Remember that you have to apply these steps in reverse order (see answer of trashgod).
For strings with the first translation I normally move the center of the bounding box to the origin and with the last translate move the string to the actual point on screen where the center should appear. Then I can simply draw the string at whatever position I like.
Rectangle2D r = g.getFontMetrics().getStringBounds(text, g);
g.translate(final_x, final_y);
g.rotate(-angle);
g.translate(-r.getCenterX(), -r.getCenterY());
g.drawString(text, 0, 0);
or alternatively
Rectangle2D r = g.getFontMetrics().getStringBounds(text, g);
AffineTransform trans = AffineTransform.getTranslateInstance(final_x, final_y);
trans.concatenate(AffineTransform.getRotateInstance(-angle));
trans.concatenate(AffineTransform.getTranslateInstance(-r.getCenterX(), -r.getCenterY()));
g.setTransform(trans);
g.drawString(text, 0, 0);
As a practical matter, I found two things helpful in understanding AffineTransform:
You can transform either a graphics context, Graphics2D, or any class that implements the Shape interface, as discussed here.

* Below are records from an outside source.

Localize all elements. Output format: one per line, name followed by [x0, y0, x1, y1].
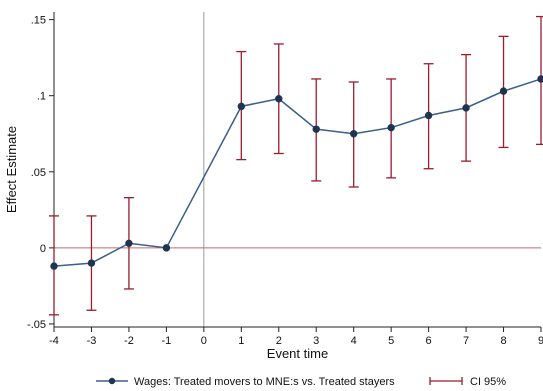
x-tick-label: 2: [276, 335, 282, 347]
y-axis-title: Effect Estimate: [4, 126, 19, 213]
y-tick-label: 0: [40, 243, 46, 255]
x-tick-label: 6: [426, 335, 432, 347]
x-tick-label: 1: [238, 335, 244, 347]
x-tick-label: -2: [124, 335, 134, 347]
x-tick-label: -3: [87, 335, 97, 347]
y-tick-label: .05: [31, 167, 46, 179]
data-point: [387, 123, 395, 132]
confidence-intervals: [49, 15, 543, 316]
data-point: [424, 111, 433, 120]
data-point: [162, 244, 171, 252]
x-tick-label: -4: [49, 335, 59, 347]
x-axis-title: Event time: [267, 346, 328, 361]
data-point: [499, 87, 508, 95]
series: [50, 75, 543, 270]
legend: Wages: Treated movers to MNE:s vs. Treat…: [96, 376, 506, 388]
reference-lines: [54, 12, 541, 327]
axes: Effect Estimate Event time -.05 0 .05 .1 .15…: [4, 12, 543, 361]
x-tick-label: 8: [500, 335, 506, 347]
data-point: [87, 259, 96, 267]
x-tick-label: 3: [313, 335, 319, 347]
x-tick-label: 0: [201, 335, 207, 347]
legend-series-label: Wages: Treated movers to MNE:s vs. Treat…: [134, 376, 395, 388]
y-tick-label: .1: [37, 91, 46, 103]
x-tick-label: 9: [538, 335, 543, 347]
data-point: [125, 239, 133, 248]
data-point: [237, 102, 246, 111]
x-tick-label: -1: [161, 335, 171, 347]
data-point: [462, 104, 470, 112]
data-point: [312, 125, 320, 133]
data-point: [537, 75, 543, 83]
legend-ci-label: CI 95%: [470, 376, 506, 388]
y-tick-label: -.05: [27, 319, 46, 331]
data-point: [50, 262, 58, 270]
y-tick-label: .15: [31, 15, 46, 27]
x-tick-label: 7: [463, 335, 469, 347]
data-point: [349, 130, 358, 138]
x-tick-label: 5: [388, 335, 394, 347]
data-point: [275, 95, 283, 103]
legend-series-swatch-marker: [108, 377, 116, 385]
x-tick-label: 4: [351, 335, 357, 347]
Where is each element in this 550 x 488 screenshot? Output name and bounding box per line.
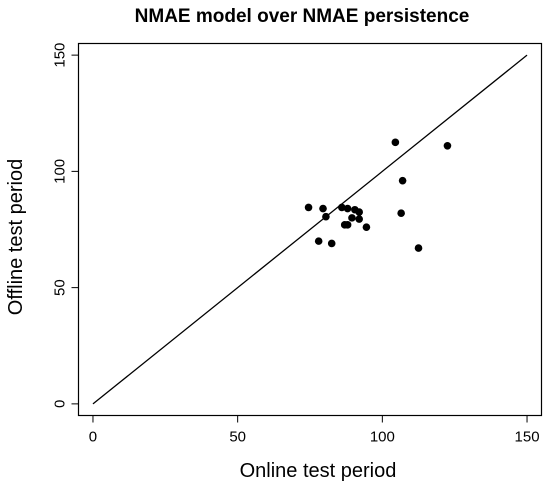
x-tick-label: 100 <box>370 429 395 446</box>
chart-title: NMAE model over NMAE persistence <box>135 6 470 27</box>
y-tick-label: 50 <box>52 279 69 296</box>
y-tick-label: 150 <box>52 43 69 68</box>
data-point <box>319 204 327 213</box>
data-point <box>443 142 452 150</box>
data-point <box>338 203 346 212</box>
data-point <box>314 237 323 245</box>
x-axis-label: Online test period <box>240 460 397 482</box>
x-axis: 0 50 100 150 <box>89 415 540 446</box>
data-point <box>322 212 330 221</box>
x-tick-label: 50 <box>229 429 246 446</box>
y-tick-label: 0 <box>52 400 69 408</box>
data-point <box>398 176 407 185</box>
data-point <box>355 208 363 216</box>
data-point <box>327 239 336 248</box>
y-axis: 0 50 100 150 <box>52 43 79 408</box>
data-point <box>304 203 313 212</box>
identity-reference-line <box>92 54 528 405</box>
reference-line-group <box>92 54 528 405</box>
data-point <box>414 244 423 252</box>
plot-frame <box>77 42 543 417</box>
data-point <box>355 215 363 223</box>
data-point <box>391 138 400 147</box>
data-point <box>343 204 352 213</box>
data-point <box>348 214 356 222</box>
x-tick-label: 0 <box>89 429 97 446</box>
data-point <box>397 209 405 218</box>
y-tick-label: 100 <box>52 159 69 184</box>
y-axis-label: Offline test period <box>5 159 27 315</box>
data-point <box>343 221 352 229</box>
x-tick-label: 150 <box>515 429 540 446</box>
data-point <box>362 223 371 231</box>
data-points <box>304 138 452 252</box>
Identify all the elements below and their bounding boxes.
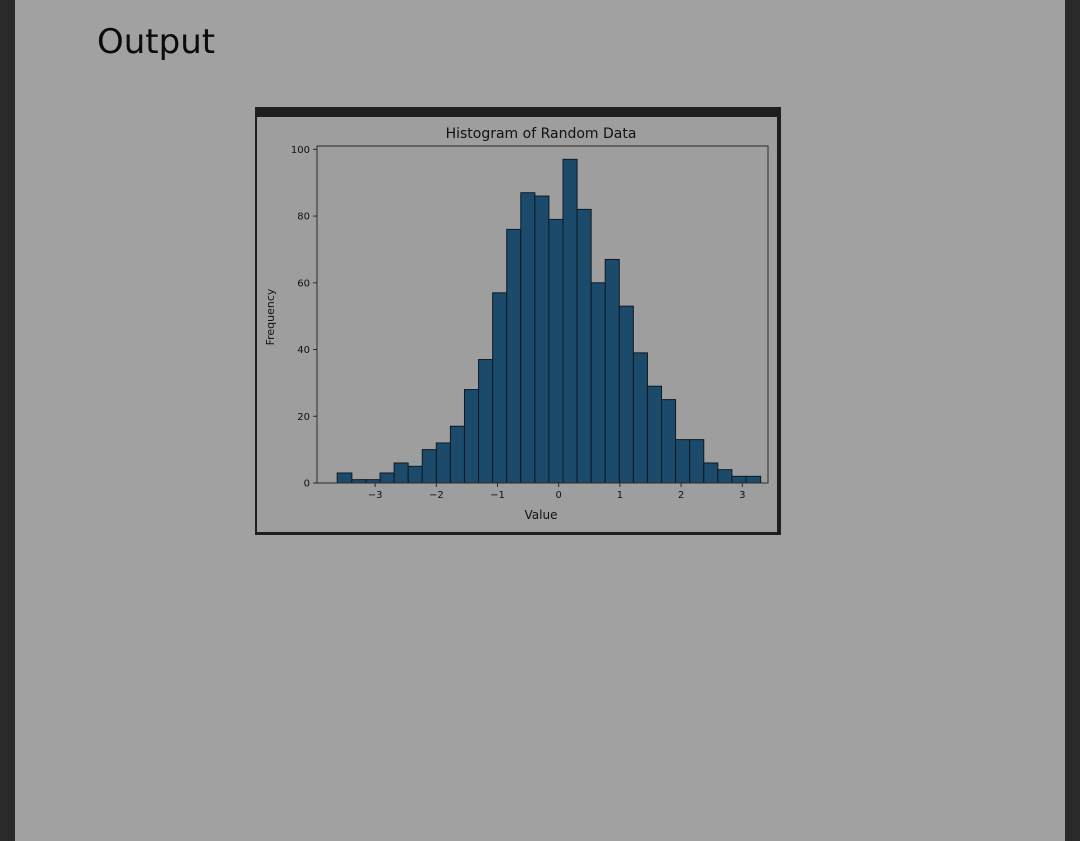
y-tick-label: 40 bbox=[297, 345, 310, 356]
histogram-bar bbox=[365, 479, 381, 484]
histogram-bar bbox=[689, 439, 705, 484]
histogram-bar bbox=[661, 399, 677, 484]
histogram-bar bbox=[449, 425, 465, 484]
histogram-bar bbox=[421, 449, 437, 484]
histogram-bar bbox=[520, 192, 536, 484]
histogram-bar bbox=[646, 385, 663, 484]
histogram-bar bbox=[604, 258, 620, 484]
chart-title: Histogram of Random Data bbox=[446, 126, 637, 142]
histogram-bar bbox=[407, 465, 423, 484]
y-axis-label: Frequency bbox=[264, 288, 277, 345]
output-heading: Output bbox=[97, 22, 216, 62]
histogram-bar bbox=[506, 228, 522, 484]
x-axis-label: Value bbox=[525, 508, 558, 522]
histogram-bar bbox=[463, 389, 480, 484]
y-tick-label: 20 bbox=[297, 412, 310, 423]
histogram-bar bbox=[618, 305, 634, 484]
x-tick-label: 2 bbox=[678, 490, 684, 501]
x-tick-label: 0 bbox=[556, 490, 562, 501]
histogram-bar bbox=[379, 472, 395, 484]
x-tick-label: 3 bbox=[739, 490, 745, 501]
histogram-bar bbox=[562, 158, 578, 484]
x-tick-label: −2 bbox=[429, 490, 444, 501]
histogram-bar bbox=[731, 475, 747, 484]
y-tick-label: 0 bbox=[304, 479, 310, 490]
histogram-bar bbox=[703, 462, 719, 484]
histogram-bar bbox=[548, 218, 564, 484]
y-tick-label: 60 bbox=[297, 278, 310, 289]
histogram-bar bbox=[590, 282, 606, 484]
histogram-bars bbox=[336, 158, 762, 484]
histogram-figure: Histogram of Random Data Frequency Value… bbox=[257, 117, 777, 532]
histogram-bar bbox=[745, 475, 762, 484]
histogram-bar bbox=[336, 472, 353, 484]
histogram-bar bbox=[492, 292, 508, 484]
x-tick-label: 1 bbox=[617, 490, 623, 501]
x-tick-label: −3 bbox=[368, 490, 383, 501]
histogram-bar bbox=[435, 442, 451, 484]
histogram-bar bbox=[675, 439, 691, 484]
x-tick-label: −1 bbox=[490, 490, 505, 501]
histogram-bar bbox=[632, 352, 648, 484]
histogram-bar bbox=[534, 195, 550, 484]
histogram-bar bbox=[576, 208, 592, 484]
histogram-bar bbox=[478, 359, 494, 484]
histogram-bar bbox=[393, 462, 409, 484]
plot-area-border bbox=[316, 145, 769, 484]
histogram-bar bbox=[351, 479, 367, 484]
y-tick-label: 80 bbox=[297, 212, 310, 223]
histogram-bar bbox=[717, 469, 733, 484]
y-tick-label: 100 bbox=[291, 145, 310, 156]
axis-ticks: −3 −2 −1 0 1 2 3 0 20 40 60 80 100 bbox=[291, 145, 746, 501]
histogram-chart: Histogram of Random Data Frequency Value… bbox=[264, 126, 769, 522]
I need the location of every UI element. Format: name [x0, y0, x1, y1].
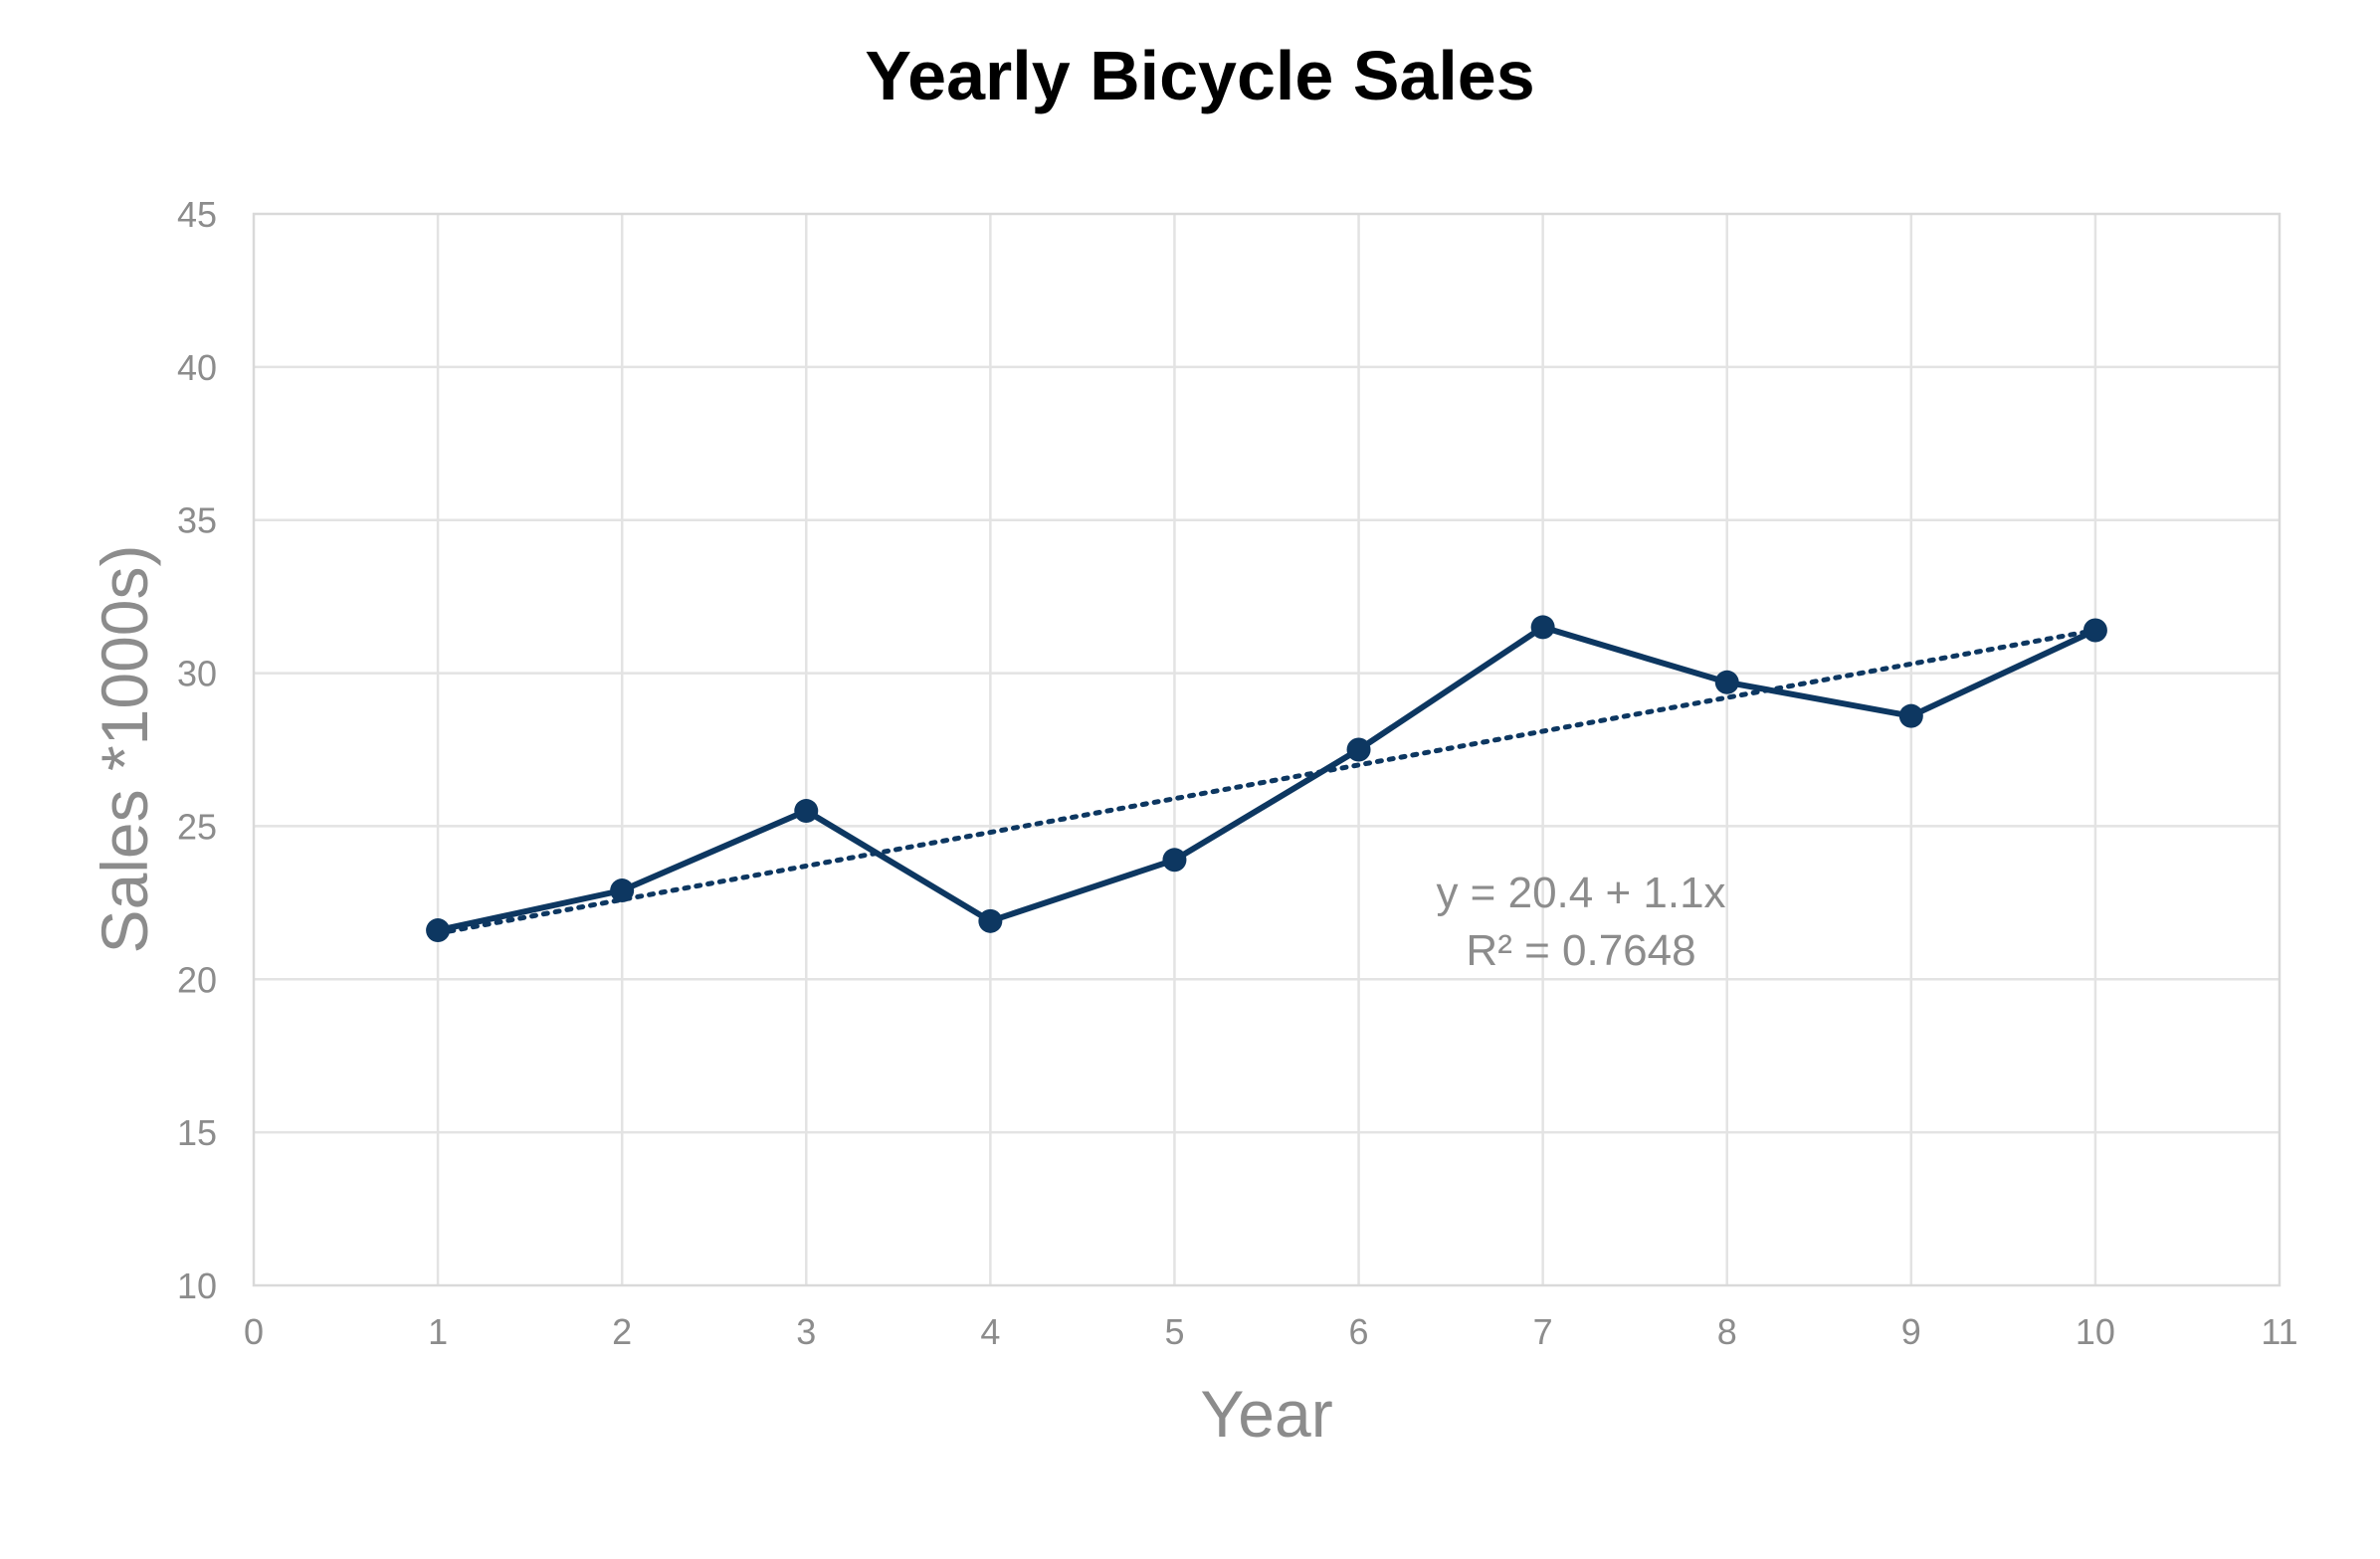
data-point [1530, 615, 1555, 640]
series-line [435, 624, 2098, 934]
trendline-path [435, 627, 2098, 936]
data-point [1898, 703, 1923, 728]
data-point [794, 799, 819, 824]
trendline-r-squared: R² = 0.7648 [1466, 926, 1695, 975]
x-tick-label: 2 [612, 1311, 632, 1352]
y-axis-ticks: 10 15 20 25 30 35 40 45 [177, 194, 217, 1306]
y-tick-label: 25 [177, 806, 217, 847]
y-tick-label: 30 [177, 654, 217, 694]
x-axis-ticks: 0 1 2 3 4 5 6 7 8 9 10 11 [244, 1311, 2298, 1352]
x-tick-label: 9 [1901, 1311, 1921, 1352]
trendline [435, 627, 2098, 936]
data-point [1162, 848, 1187, 873]
data-point [610, 878, 635, 903]
data-point [1714, 670, 1739, 694]
x-tick-label: 4 [980, 1311, 1000, 1352]
data-point [426, 918, 451, 943]
x-tick-label: 1 [428, 1311, 448, 1352]
data-point [978, 908, 1003, 933]
x-tick-label: 10 [2076, 1311, 2115, 1352]
x-tick-label: 6 [1349, 1311, 1369, 1352]
x-tick-label: 5 [1164, 1311, 1184, 1352]
x-tick-label: 3 [796, 1311, 816, 1352]
y-axis-label: Sales *1000s) [88, 545, 161, 954]
y-tick-label: 40 [177, 347, 217, 388]
y-tick-label: 15 [177, 1112, 217, 1153]
y-tick-label: 35 [177, 500, 217, 541]
x-tick-label: 7 [1533, 1311, 1553, 1352]
x-tick-label: 11 [2261, 1311, 2297, 1352]
x-tick-label: 8 [1717, 1311, 1737, 1352]
chart-title: Yearly Bicycle Sales [865, 37, 1534, 114]
plot-area [252, 212, 2281, 1287]
y-tick-label: 45 [177, 194, 217, 235]
trendline-equation: y = 20.4 + 1.1x [1436, 869, 1725, 917]
y-tick-label: 10 [177, 1266, 217, 1306]
x-tick-label: 0 [244, 1311, 264, 1352]
data-series [426, 615, 2107, 943]
data-point [2082, 618, 2107, 643]
x-axis-label: Year [1200, 1377, 1332, 1451]
grid [254, 214, 2280, 1285]
data-point [1346, 737, 1371, 762]
y-tick-label: 20 [177, 959, 217, 1000]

Concatenated transformations have an apparent last-specified-first-applied order, also mentioned here.
Here is purely mathematical video guide how to design a transformation matrix for your needs http://www.khanacademy.org/video/linear-transformation-examples--scaling-and-reflections?topic=linear-algebra
You will probably have to watch previous videos to understand how and why this matrices work though. Anyhow, it's a good resource to learn linear algebra if you have enough patience.